To do List: especial quarentena. Ou talvez não…

Quarentena… Este podia ser mais um artigo com variadíssimas opções de actividades para fazer nestes tempos mais complicados que vivemos. Mas não é, lamento.  Ler, escrever, ver séries, organizar a casa, treinar ou cozinhar já são actividades desempenhadas no meu dia-a-dia. Aliás, para quem já trabalhava em casa a rotina não deve ter mudado assim tanto. O dia continua a ter apenas 24 horas.

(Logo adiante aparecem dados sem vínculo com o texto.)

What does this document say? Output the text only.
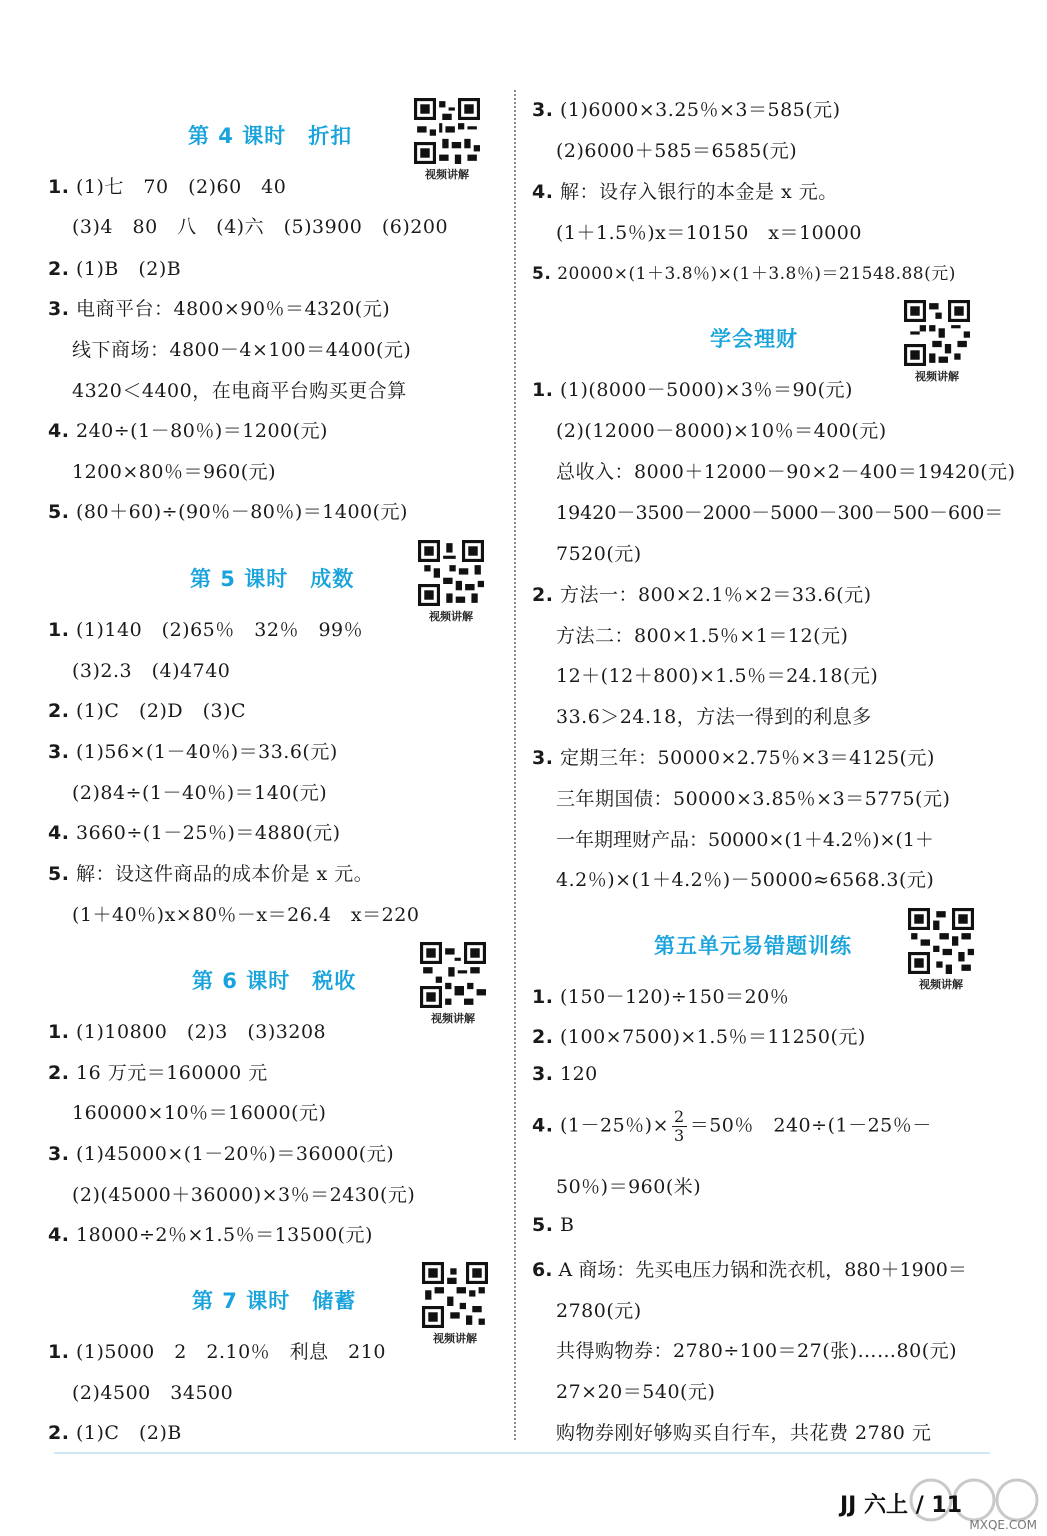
第 4 课时　折扣
视频讲解
1. (1)七　70　(2)60　40
(3)4　80　八　(4)六　(5)3900　(6)200
2. (1)B　(2)B
3. 电商平台：4800×90％＝4320(元)
线下商场：4800－4×100＝4400(元)
4320＜4400，在电商平台购买更合算
4. 240÷(1－80％)＝1200(元)
1200×80％＝960(元)
5. (80＋60)÷(90％－80％)＝1400(元)
第 5 课时　成数
视频讲解
1. (1)140　(2)65％　32％　99％
(3)2.3　(4)4740
2. (1)C　(2)D　(3)C
3. (1)56×(1－40％)＝33.6(元)
(2)84÷(1－40％)＝140(元)
4. 3660÷(1－25％)＝4880(元)
5. 解：设这件商品的成本价是 x 元。
(1＋40％)x×80％－x＝26.4　x＝220
第 6 课时　税收
视频讲解
1. (1)10800　(2)3　(3)3208
2. 16 万元＝160000 元
160000×10％＝16000(元)
3. (1)45000×(1－20％)＝36000(元)
(2)(45000＋36000)×3％＝2430(元)
4. 18000÷2％×1.5％＝13500(元)
第 7 课时　储蓄
视频讲解
1. (1)5000　2　2.10％　利息　210
(2)4500　34500
2. (1)C　(2)B
3. (1)6000×3.25％×3＝585(元)
(2)6000＋585＝6585(元)
4. 解：设存入银行的本金是 x 元。
(1＋1.5％)x＝10150　x＝10000
5. 20000×(1＋3.8％)×(1＋3.8％)＝21548.88(元)
学会理财
视频讲解
1. (1)(8000－5000)×3％＝90(元)
(2)(12000－8000)×10％＝400(元)
总收入：8000＋12000－90×2－400＝19420(元)
19420－3500－2000－5000－300－500－600＝
7520(元)
2. 方法一：800×2.1％×2＝33.6(元)
方法二：800×1.5％×1＝12(元)
12＋(12＋800)×1.5％＝24.18(元)
33.6＞24.18，方法一得到的利息多
3. 定期三年：50000×2.75％×3＝4125(元)
三年期国债：50000×3.85％×3＝5775(元)
一年期理财产品：50000×(1＋4.2％)×(1＋
4.2％)×(1＋4.2％)－50000≈6568.3(元)
第五单元易错题训练
视频讲解
1. (150－120)÷150＝20％
2. (100×7500)×1.5％＝11250(元)
3. 120
4. (1－25％)× $\frac{2}{3} =50$％　240÷(1－25％－
50％)＝960(米)
5. B
6. A 商场：先买电压力锅和洗衣机，880＋1900＝
2780(元)
共得购物券：2780÷100＝27(张)……80(元)
27×20＝540(元)
购物券刚好够购买自行车，共花费 2780 元
JJ 六上 / 11
MXQE.COM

Sei que existem casos mais complicados, como quem agora tem (sempre) os miúdos em casa, ou até alguns idosos cujo momento alto do dia era sem dúvida o seu passeio. Mas neste momento, o melhor que temos a fazer é optar pela distância social física.

A verdade é que ninguém sabe ao certo até quando teremos de ficar de quarentena, em casa, isolados de quem mais gostamos, a inventar actividades que pelos vistos agora têm todas de ser gravadas em time-lapse.

 

Por aqui a rotina continua, com maior hipótese para colocar projectos em dia, actualizar aprendizagens e continuar a normalidade das lides da casa.

Nos tempos livres, actualizo também o descanso. Físico e mental. Não quero com isto dizer que ganhei um afecto especial pelo sofá. É importante manter rotinas, horários, e estimular o corpo e a mente. Aí está a palavra chave da quarentena: estímulos – para manter corpo e mente sã. Mas por descanso, refiro-me ao refúgio do stress normal do dia-a-dia.

Mas, acima de tudo, aproveita-se…

para reflectir, para reconstruir.

De um dia para o outro, tudo o que tínhamos como certo e garantido, deixamos de ter. Deram mesmo valor ao último abraço que deram aos vossos pais? Realmente aproveitaram para passear e sentir o quentinho do Sol na pele? Aposto que se soubessem que era o último assado de domingo tinham comido mais um bocadinho… Aproveitem estes momentos de isolamento da mesma forma. Deem valor ao tempo.

Aproveitem para se reinventarem, para se libertarem mesmo sentindo-se presos. O medo colectivo que temos vindo a sentir, este sentido de responsabilidade por nós e pelos outros, tem de ser o gatilho para a mudança. Que esta quarentena nos sirva quase de quaresma para nos preparar para todas as transformações que devem ser feitas. Hábitos alimentares, hábitos de consumo, hábitos sociais. Em tempo de crise, crie. É só um “s” que cai. Talvez esse “S” seja apenas de Superficial de tantas coisas que agora não temos e que na verdade, não precisamos.

Muito terá que mudar, e acredito que não vamos ficar todos bem. Vamos ficar melhores. Enquanto “eu” e enquanto “nós”.